В Нечаевку Настя и Афиноген отправились, когда уже на мокрую от дождя землю пала густая осенняя сумеречь. Настя шла впереди, а за ней — Чакак, шаги его — тихие и осторожные. Она слышала эти шаги, слышала, как он дышал ей в затылок, тяжело и с присвистом, потому что у него побаливало горло — пил холодную воду и застудил. Когда подошли к деревне, уже стемнело. Остановились у крайней разворотни. Здесь как раз и жила Синюшихина — мать полицая. В окнах слабо мерцал огонек.

Настя подошла к окну и замерла от неожиданности: в доме за столом сидел Гаврила, сидел один. «Вот и хорошо,— подумала Настя,— если Синюшихин один, то и взять его будет легче, без посторонних глаз».

— Вроде один,— сказала, подойдя к Афиногену,— матери нет.

— Значит, попал в ловушку.— Настя заметила, как в темноте заблестели глаза у Афиногена. Он даже скрипнул зубами.— Чего ждать? Надо брать его тепленьким...

Чакак подошел к двери и начал стучать. Громко крикнул:

— Открой!

— Кто там? — послышалось из-за двери.

— Свои!

— А кто свои? Кто такие?

— Из полицейской управы,— уточнил Чакак.— Срочно вызывают тебя, Гаврила. По важному делу.

— По какому такому важному? Больной я. Не могу явиться.

— Ну, открой!
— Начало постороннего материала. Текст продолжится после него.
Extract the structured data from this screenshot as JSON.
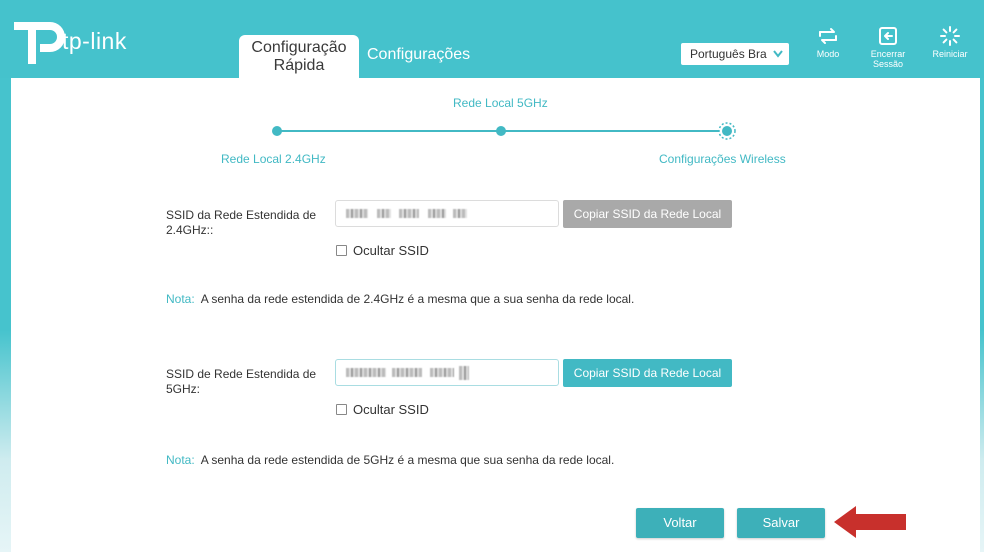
{
  "brand": {
    "name": "tp-link"
  },
  "tabs": {
    "quick_setup": "Configuração\nRápida",
    "settings": "Configurações"
  },
  "language": {
    "selected": "Português Bra"
  },
  "top_actions": {
    "mode": "Modo",
    "logout": "Encerrar Sessão",
    "reboot": "Reiniciar"
  },
  "steps": {
    "step1": "Rede Local 2.4GHz",
    "step2": "Rede Local 5GHz",
    "step3": "Configurações Wireless",
    "current_step": 3
  },
  "band_24": {
    "label": "SSID da Rede Estendida de 2.4GHz::",
    "copy_button": "Copiar SSID da Rede Local",
    "hide_label": "Ocultar SSID",
    "hide_checked": false,
    "note_label": "Nota:",
    "note_text": "A senha da rede estendida de 2.4GHz é a mesma que a sua senha da rede local."
  },
  "band_5": {
    "label": "SSID de Rede Estendida de 5GHz:",
    "copy_button": "Copiar SSID da Rede Local",
    "hide_label": "Ocultar SSID",
    "hide_checked": false,
    "note_label": "Nota:",
    "note_text": "A senha da rede estendida de 5GHz é a mesma que sua senha da rede local."
  },
  "buttons": {
    "back": "Voltar",
    "save": "Salvar"
  },
  "colors": {
    "accent": "#45c2cc",
    "button": "#3db0b9",
    "disabled_button": "#a9a9a9",
    "annotation_arrow": "#c8302c"
  }
}
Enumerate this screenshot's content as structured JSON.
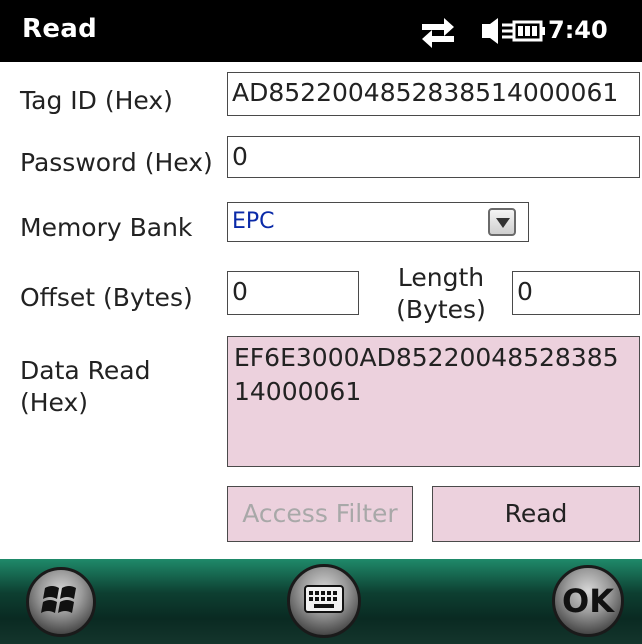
{
  "titlebar": {
    "title": "Read",
    "time": "7:40",
    "icons": [
      "connectivity-icon",
      "volume-icon",
      "battery-icon"
    ]
  },
  "form": {
    "tag_id_label": "Tag ID (Hex)",
    "tag_id_value": "AD852200485283851400006​1",
    "password_label": "Password (Hex)",
    "password_value": "0",
    "memory_bank_label": "Memory Bank",
    "memory_bank_value": "EPC",
    "offset_label": "Offset (Bytes)",
    "offset_value": "0",
    "length_label_line1": "Length",
    "length_label_line2": "(Bytes)",
    "length_value": "0",
    "data_read_label_line1": "Data Read",
    "data_read_label_line2": "(Hex)",
    "data_read_value": "EF6E3000AD852200485283851400006​1"
  },
  "buttons": {
    "access_filter": "Access Filter",
    "read": "Read"
  },
  "bottombar": {
    "ok_label": "OK",
    "icons": [
      "windows-start-icon",
      "keyboard-icon",
      "ok-icon"
    ]
  },
  "colors": {
    "titlebar_bg": "#000000",
    "pink_fill": "#ecd1dd",
    "select_text": "#0a2aa8",
    "bottombar_green": "#1f8a6a"
  }
}
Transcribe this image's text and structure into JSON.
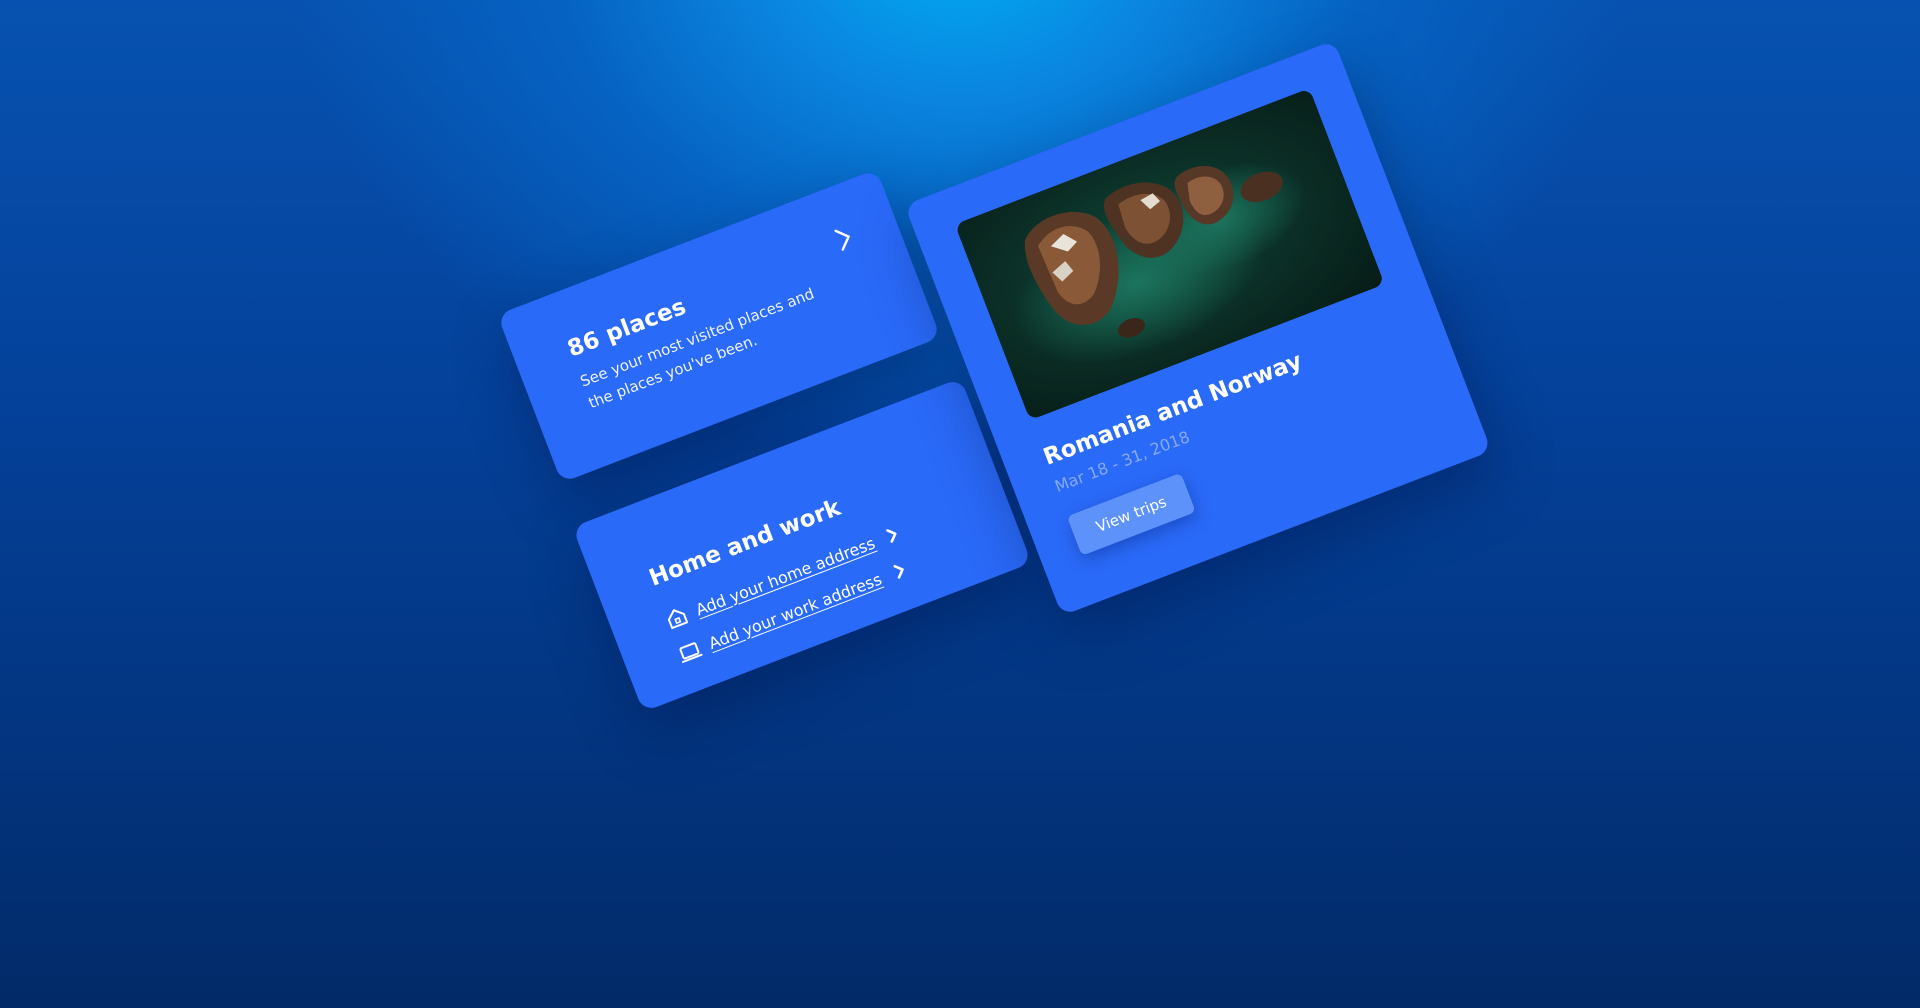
{
  "places_card": {
    "title": "86 places",
    "description": "See your most visited places and the places you've been.",
    "chevron_icon": "chevron-right-icon"
  },
  "home_work_card": {
    "title": "Home and work",
    "home_link": "Add your home address",
    "home_icon": "home-icon",
    "work_link": "Add your work address",
    "work_icon": "laptop-icon"
  },
  "trip_card": {
    "title": "Romania and Norway",
    "dates": "Mar 18 - 31, 2018",
    "button_label": "View trips",
    "photo": "aerial-coast-photo"
  },
  "colors": {
    "card": "#2a6af8",
    "button": "#5d92fb",
    "dates_text": "#86a9f7",
    "background_top": "#00adf4",
    "background_bottom": "#022a68"
  }
}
Объяснишь, что там и как.

Синюшихин не открывал, видимо, почувствовал что-то неладное, боялся.

— Не откроешь — хуже для тебя,— припугнул его Чакак.— Как дезертира расстреляют.

За дверью щелкнул крючок, и дверь распахнулась. Синюшихин попятился, глаза его округлились. Увидев Настю, он сразу понял, что это конец, что пришло возмездие. Стал умолять:

— Не виноват я. Пожалейте, христа ради. Не виноват. Простите!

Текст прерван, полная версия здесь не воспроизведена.